3. You Just Can’t Seem to Get Along
Imagine a client who understands behavioral investing, has plenty of money to make your time worthwhile and understands the big picture of the long-term plan. On a financial level, the client may be perfect.
However, personalities clash. For one reason or another, the two of you might just not get along. You may have different interests. You may have different ideologies. Your client may have goals or benchmarks in life that you may disagree with.
For more serious ideological topics like politics or religion, the gap may be too wide if negative emotions are clouding your differences. Otherwise, your client's attitude may simply be belligerent, demanding, rude, or difficult to work with.
Your relationship with your client may naturally be stressful because finances are a serious topic. However, if your relationship is stressful because of how your client is acting, that is a different story. The basis of your relationship is key to the success of the financial plans you set forth – your client must be open and honest about their plans, goals, and worries of the plan. If they can not effectively communicate with you, there are fundamental concerns to be had.

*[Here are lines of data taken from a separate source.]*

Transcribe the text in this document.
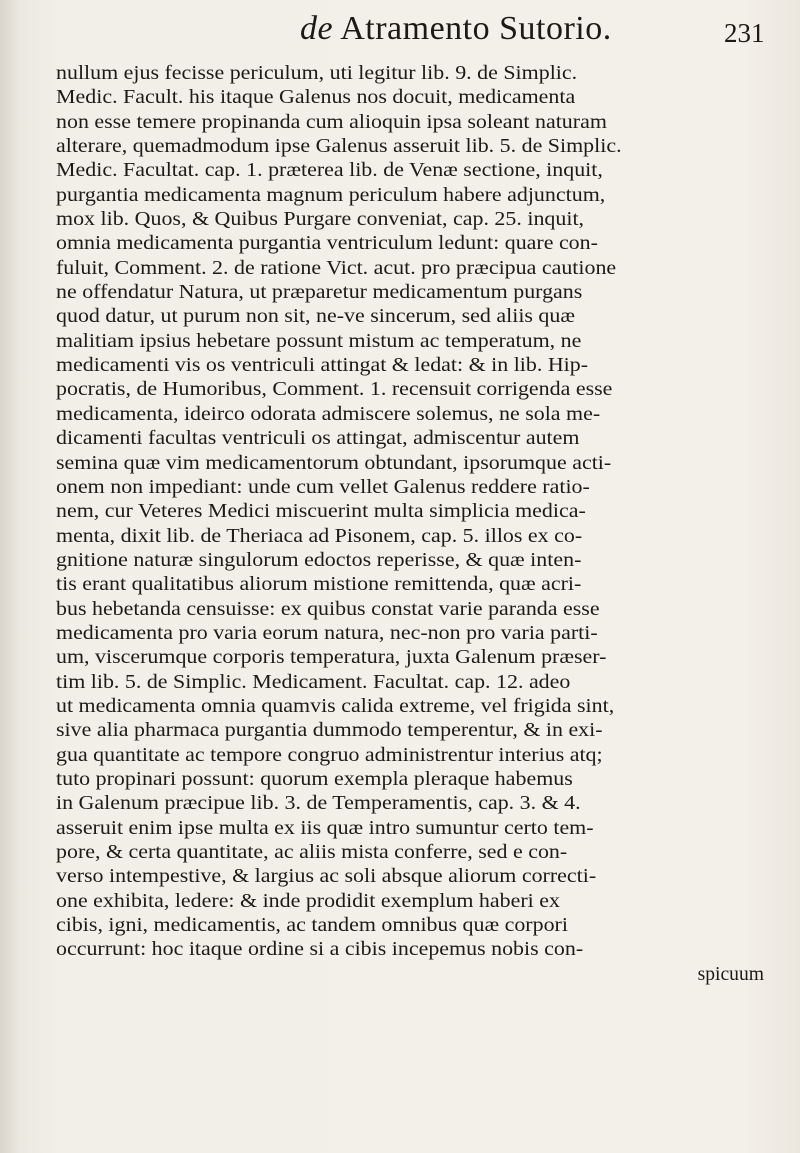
de Atramento Sutorio.	231
nullum ejus fecisse periculum, uti legitur lib. 9. de Simplic.
Medic. Facult. his itaque Galenus nos docuit, medicamenta
non esse temere propinanda cum alioquin ipsa soleant naturam
alterare, quemadmodum ipse Galenus asseruit lib. 5. de Simplic.
Medic. Facultat. cap. 1. præterea lib. de Venæ sectione, inquit,
purgantia medicamenta magnum periculum habere adjunctum,
mox lib. Quos, & Quibus Purgare conveniat, cap. 25. inquit,
omnia medicamenta purgantia ventriculum ledunt: quare con-
fuluit, Comment. 2. de ratione Vict. acut. pro præcipua cautione
ne offendatur Natura, ut præparetur medicamentum purgans
quod datur, ut purum non sit, ne-ve sincerum, sed aliis quæ
malitiam ipsius hebetare possunt mistum ac temperatum, ne
medicamenti vis os ventriculi attingat & ledat: & in lib. Hip-
pocratis, de Humoribus, Comment. 1. recensuit corrigenda esse
medicamenta, ideirco odorata admiscere solemus, ne sola me-
dicamenti facultas ventriculi os attingat, admiscentur autem
semina quæ vim medicamentorum obtundant, ipsorumque acti-
onem non impediant: unde cum vellet Galenus reddere ratio-
nem, cur Veteres Medici miscuerint multa simplicia medica-
menta, dixit lib. de Theriaca ad Pisonem, cap. 5. illos ex co-
gnitione naturæ singulorum edoctos reperisse, & quæ inten-
tis erant qualitatibus aliorum mistione remittenda, quæ acri-
bus hebetanda censuisse: ex quibus constat varie paranda esse
medicamenta pro varia eorum natura, nec-non pro varia parti-
um, viscerumque corporis temperatura, juxta Galenum præser-
tim lib. 5. de Simplic. Medicament. Facultat. cap. 12. adeo
ut medicamenta omnia quamvis calida extreme, vel frigida sint,
sive alia pharmaca purgantia dummodo temperentur, & in exi-
gua quantitate ac tempore congruo administrentur interius atq;
tuto propinari possunt: quorum exempla pleraque habemus
in Galenum præcipue lib. 3. de Temperamentis, cap. 3. & 4.
asseruit enim ipse multa ex iis quæ intro sumuntur certo tem-
pore, & certa quantitate, ac aliis mista conferre, sed e con-
verso intempestive, & largius ac soli absque aliorum correcti-
one exhibita, ledere: & inde prodidit exemplum haberi ex
cibis, igni, medicamentis, ac tandem omnibus quæ corpori
occurrunt: hoc itaque ordine si a cibis incepemus nobis con-
spicuum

4. They Do Not Understand or Appreciate Your Value
As a fee-only advisor, some financial advisors are selling the value of being a mentor, lifelong learner, and an educator of the soft sciences. If your clients do not understand or appreciate this, you need to fire them so you can free space for those who will.
The act of providing financial advice should also be rewarding for the advisor. When you lay a course of action and see it through, you get to witness individuals obtaining their financial goals and achieving success. You are truly helping others achieve their dreams, and there's substantial value in that.
When working with others from any profession, a certain level of respect should be warranted. If your client doesn't realize how they are fostering their growth and you are providing a heavy level of support, there are plenty of other clients that will happily accept your services and appreciate the value you provide.
Can Financial Advisors Fire Clients?
Yes, financial advisors are allowed to pick which clients they want to work with. If an advisor-client relationship isn't working out, an advisor can choose to no longer work with a client.
How Do Financial Advisors Fire Their Clients?
Financial advisors should give their clients a chance before letting them go. Discuss the issue with your client, and gauge whether your relationship can be repaired. When you believe it can not, your client is owed a honest discussion of why you are parting ways.
How Do Financial Advisors Handle Difficult Clients?
Financial advisors aren't always fortunate enough to get great relationships all the time. Financial advisors must understand their value, realize some unnecessary stress may not be worth it, and realize it may be in their best interest to let the client go.
The Bottom Line
If you’re afraid to fire a client, it might mean you have not properly identified your value to yourself. It may take some soul searching and the help of a good coach or mentor to better establish your true value and to move to a mindset of abundance.
At the end of the day, it's your career and your clients. You get to choose who you work with, and sometimes that means declining to continue a relationship that you've started to foster. Like investing, sometimes it's worth putting in short-term struggle to achieve what is best for your long-term happiness.